Story 36: Sarah's Laughter: Sarah’s Laughter: An Ode to the Faith of Abraham and Sarah

Abraham and Sarah had waited on the LORD for twenty-five years.   All during those years, Abraham believed in a message he had heard from God.  This was not just any deity or idol, it was the God of the universe...and the promise of the message was great.  So they packed up everything and journeyed out into the wilderness.  They wandered as nomads to strange lands with foreign people.

Their former life of refined wealth was over.  They would no longer have solid walls around them and a door to lock.  They would roam around with tents.  The floor would be the earthy ground, and their walls would be made of leather or cloth…too thin to keep out the dust and cold.  There would be a constant need to search for sources of water, and because water was precious, others would want to take it from them.

As they traveled, Abraham’s family would have been an easy targets for bandits.  Other nomadic people would have felt threatened by them.  It would have been hard...if not foolish...to trust anyone along the way.  The new cities and nations around them were often places of violence and corruption.  The kings and rulers would have threatened their family, and the foolishness of Lot would drag Abraham and Sarah into even bigger problems.  Through it all, Abraham was imperfect yet faithful, constantly depending on the LORD and leading his wife and their household on into God’s promises.

Along the way, God counted Abraham’s faith as righteousness.  He blessed Abraham with great flocks and military victory and vast wealth.  Yet those were not the limit to the dreams that God had put before Abraham and Sarah.  His vision was much greater!  God had promised them a nation.  But that nation would have to come from the birth of a son, and that was the great blessing they had yet to receive.

Month after month, Sarah would hope that the time had come for a child, and month after month, he did not come.  Imagine the pain and confusion they must have felt.  They had believed God's promises and they had obeyed, and yet God had deprived them of life's most basic and natural blessing.

It is stunning to consider how God formed his wide, epic plan of salvation for the human race in a way that would be so profoundly personal for this couple.  He designed the story of the covenant family to be birthed out of the kind of faith that is forged out of long waiting...over time...as a continual and deepening re-decision.  God's salvation plan did not bypass the hearts of those He came to save by bringing in some outside, alternate route...it was forged through the depths of their very hearts.

Finally there came a time when it became humanly impossible for Sarah to have children at all.  Yet God was firm.  He insisted that they stand in faith.  They had to believe in an answer that they could not imagine.  They had to hope for something they could not see.

Abraham did not allow the pain and wear of the passing of time to destroy his faith.   Instead, he was strengthened in his faith and grew in his confidence that God richly rewards those who believe in His promises (see Romans 4).

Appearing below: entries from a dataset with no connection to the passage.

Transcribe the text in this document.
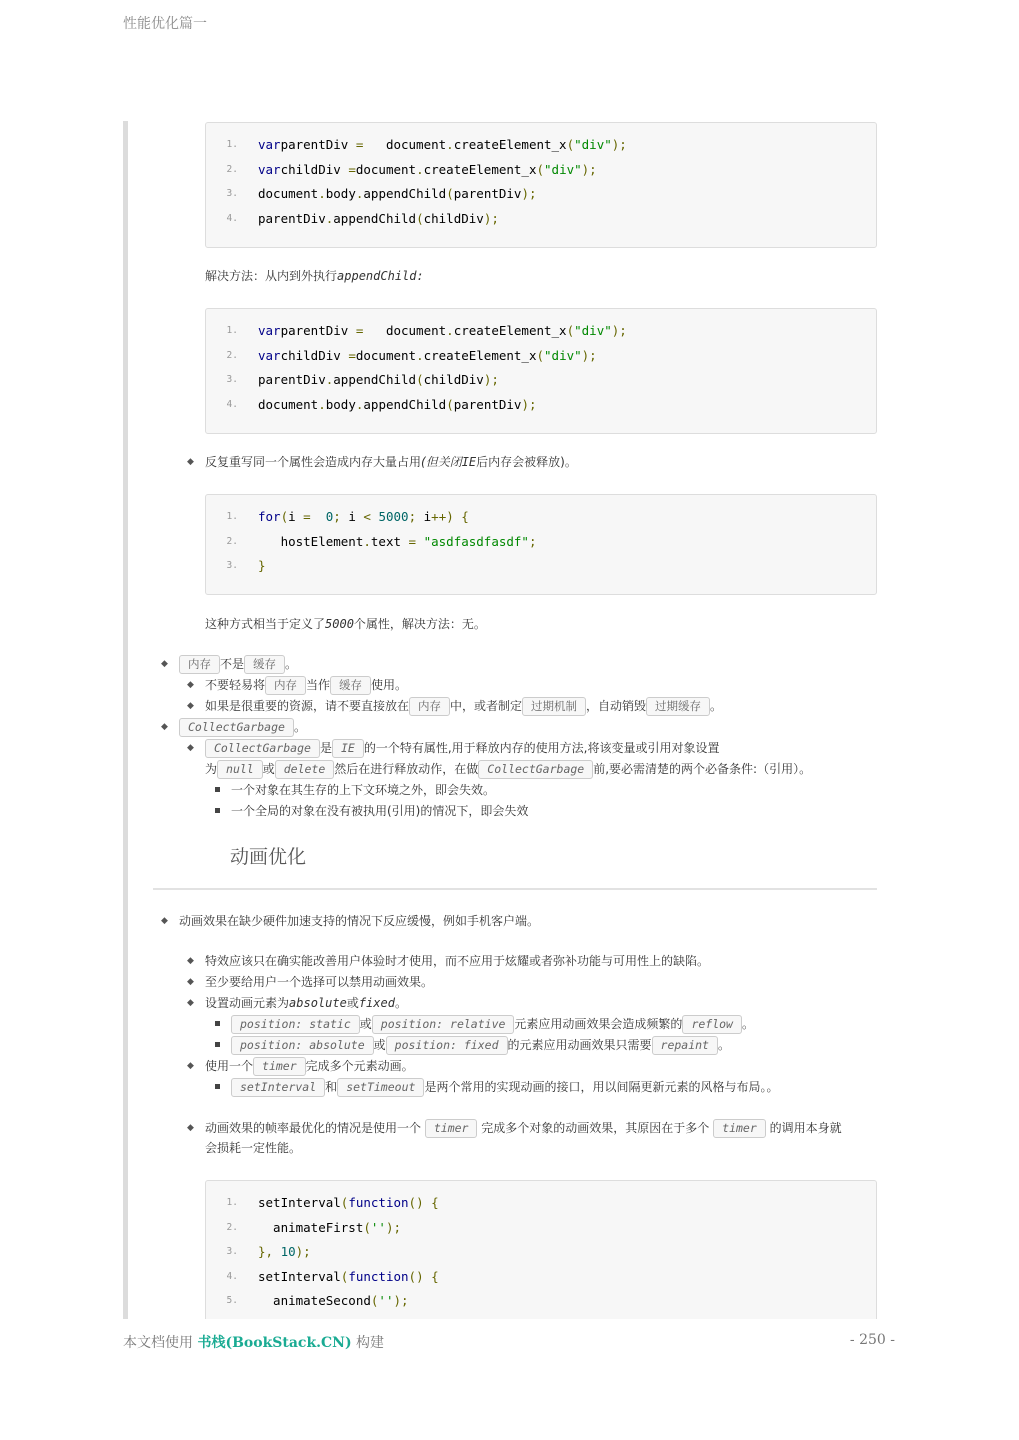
性能优化篇一
1. varparentDiv =   document.createElement_x("div");
2. varchildDiv =document.createElement_x("div");
3. document.body.appendChild(parentDiv);
4. parentDiv.appendChild(childDiv);
解决方法：从内到外执行appendChild:
1. varparentDiv =   document.createElement_x("div");
2. varchildDiv =document.createElement_x("div");
3. parentDiv.appendChild(childDiv);
4. document.body.appendChild(parentDiv);
◆ 反复重写同一个属性会造成内存大量占用(但关闭IE后内存会被释放)。
1. for(i = 0; i < 5000; i++) {
2. hostElement.text = "asdfasdfasdf";
3. }
这种方式相当于定义了5000个属性，解决方法：无。
◆	内存 不是 缓存 。
◆ 不要轻易将 内存 当作 缓存 使用。
◆ 如果是很重要的资源，请不要直接放在 内存 中，或者制定 过期机制 ，自动销毁 过期缓存 。
◆	CollectGarbage 。
◆	CollectGarbage 是 IE 的一个特有属性,用于释放内存的使用方法,将该变量或引用对象设置
为 null 或 delete 然后在进行释放动作，在做 CollectGarbage 前,要必需清楚的两个必备条件:（引用）。
一个对象在其生存的上下文环境之外，即会失效。
一个全局的对象在没有被执用(引用)的情况下，即会失效
动画优化
◆ 动画效果在缺少硬件加速支持的情况下反应缓慢，例如手机客户端。
◆ 特效应该只在确实能改善用户体验时才使用，而不应用于炫耀或者弥补功能与可用性上的缺陷。
◆ 至少要给用户一个选择可以禁用动画效果。
◆ 设置动画元素为absolute或fixed。
position: static 或 position: relative 元素应用动画效果会造成频繁的 reflow 。
position: absolute 或 position: fixed 的元素应用动画效果只需要 repaint 。
◆ 使用一个 timer 完成多个元素动画。
setInterval 和 setTimeout 是两个常用的实现动画的接口，用以间隔更新元素的风格与布局。。
◆ 动画效果的帧率最优化的情况是使用一个 timer 完成多个对象的动画效果，其原因在于多个 timer 的调用本身就
会损耗一定性能。
1. setInterval(function() {
2. animateFirst('');
3. }, 10);
4. setInterval(function() {
5. animateSecond('');
本文档使用 书栈(BookStack.CN) 构建	- 250 -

And then...the time finally came.  Abraham was a hundred years old, and Sarah was ninety.  By this time, the entire region knew this couple.  Abraham was extravagantly wealthy and a famous warrior.  He was a foreigner who had come and saved five nations from the tyranny of their enemies.

The people of the region must have wondered at Abraham's devotion to his barren wife.  Why didn’t he take another wife?  He was a wealthy man, why didn’t he build a harem for himself?  He could have had a dozen wives and a hundred children!  All the world watched, and all knew without a doubt that it was too late for Sarah.  At just the point where everyone would be sure it was a miracle, God gave His greatest blessing of all:“‘Now the LORD was gracious to Sarah as He had said, and the LORD did for Sarah what He had promised.  Sarah became pregnant and bore a son to Abraham in his old age, at the very time God has promised him.  Abraham gave the name Isaac to the son Sarah bore him.  When his son Isaac was eight days old, Abraham circumcised him, as God commanded him.  Abraham was a hundred years old when his son Isaac was born to him.’”

Genesis 21:1-5

Wow.  Imagine the joy of Abraham and Sarah as they held that little baby!  Imagine the wonder!  Those tiny feet and that perfect, soft skin was all their very own.  Has a couple ever waited longer for a child?  Each year of waiting intensified their desire for this little one.  How deeply they understood what a precious gift, what an absolute miracle, this boy was.  He was from the very hands of the Lord.

The first thing we learn about the child is how Abraham dedicated him back to God.  He circumcised his boy with his old and aged hands, delighting in this little baby who would one day be the father of nations.  If God could provide this child, the rest of the promises were also sure.

The utter happiness of the couple showed on their faces.  How they laughed now!  How different the world felt now that the promise was in their arms.  They named the boy Isaac, which means “he laughs.”  For Sarah said, “‘God has brought me laughter, and everyone who hears about this will laugh with me…who would have said to Abraham that Sarah would nurse children?  Yet I have born him a son in his old age’” (Genesis 21:6-7).